Quinta-feira, 13 de Junho de 2024

Especialista faz alerta sobre os fatores que podem afetar a saúde mental

2023-05-26 às 16:56
Foto: Valdir Amaral/Alep

O psiquiatra e coordenador do Centro de Informação e Assistência Toxicológica do Paraná/SESA, Ramon Cavalcanti Ceschim, falou sobre o tema durante palestra promovida pela Escola do Legislativo

Tristeza, raiva, nojo, medo e alegria. São emoções que sentimos diariamente, mas quando é que essas emoções podem se tornar uma doença? É preciso ficar atento a essas emoções para saber se elas estão afetando nossa saúde mental a ponto de ser considerada uma doença.

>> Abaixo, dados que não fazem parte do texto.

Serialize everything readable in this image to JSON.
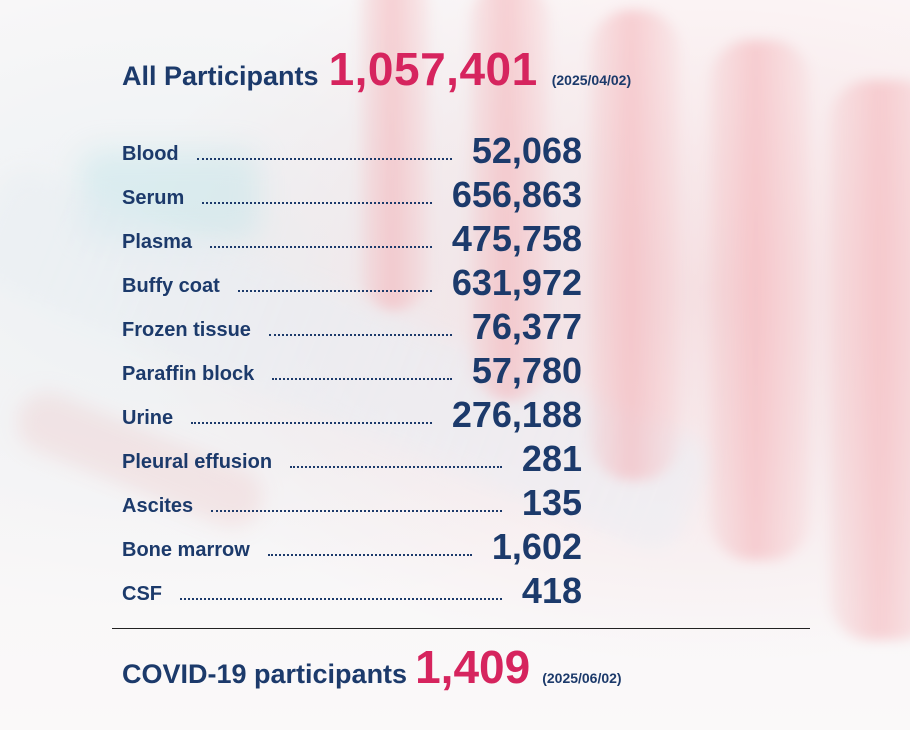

“É preciso ficar atento aos sinais para diferenciar a saúde mental normal do que é doença. É um mix de emoção que faz parte da vida e traz uma mensagem. É preciso aprender a escutar essas mensagens, saber lidar com essas situações”, alertou o psiquiatra e coordenador do Centro de Informação e Assistência Toxicológica do Paraná/SESA, Ramon Cavalcanti Ceschim, durante palestra promovida pela Escola do Legislativo, da Assembleia Legislativa do Paraná, sobre saúde mental no ambiente e trabalho.

A palestra, que lotou o Auditório Legislativo da Casa, foi acompanhada por servidores e público em geral. Durante sua fala, o médico fez uma breve explanação sobre o que é a doença mental, os fatores que podem afetar a saúde mental e as formas de lidar com isso, em geral com a ajuda de um profissional.

“Quando as emoções começam a interferir no funcionamento do dia a dia, acende a luz de alerta. Quando deixa de fazer algo que fazia antes, precisa buscar ajuda de um profissional. É preciso identificar as doenças precocemente e desenvolver um tratamento o quanto antes para evitar complicações”, explicou.

Segundo Ceschim, após a pandemia houve um aumento de 25% em casos de transtorno mentais, como ansiedade e depressão. Fatores responsáveis por quase 60% dos casos de doenças mentais. Segundo a OMS, quase 1 bilhão de pessoas viviam no mundo com transtorno mental em 2019.

No trabalho, disse o médico, é preciso ficar atento também aos fatores psicossociais, cognitivos, ambientais e organizacionais. “Grande parte da nossa vida a gente passa no ambiente de trabalho. Tem que pensar em todos esses aspectos. São fatores diversos, quando se fala de psicossocial, desde um ambiente muito ruidoso, fator de risco para o desenvolvimento de irritabilidade; você trabalhar em um ambiente onde o stress é muito alto, por exemplo, o operador de voo, que qualquer erro pode levar à queda de um avião. E também a falta de uma hierarquia dentro da organização pode contribuir. Pessoas que ficam sem saber a quem se portar. É preciso líderes bem capacitados para conseguir identificar quem não está bem dentro de suas funções. Ninguém pede para ter depressão”, finalizou.

A íntegra da palestra do médico psiquiatra Ramon Cavalcanti Ceschim pode ser assistida no canal do Youtube da Assembleia Legislativa.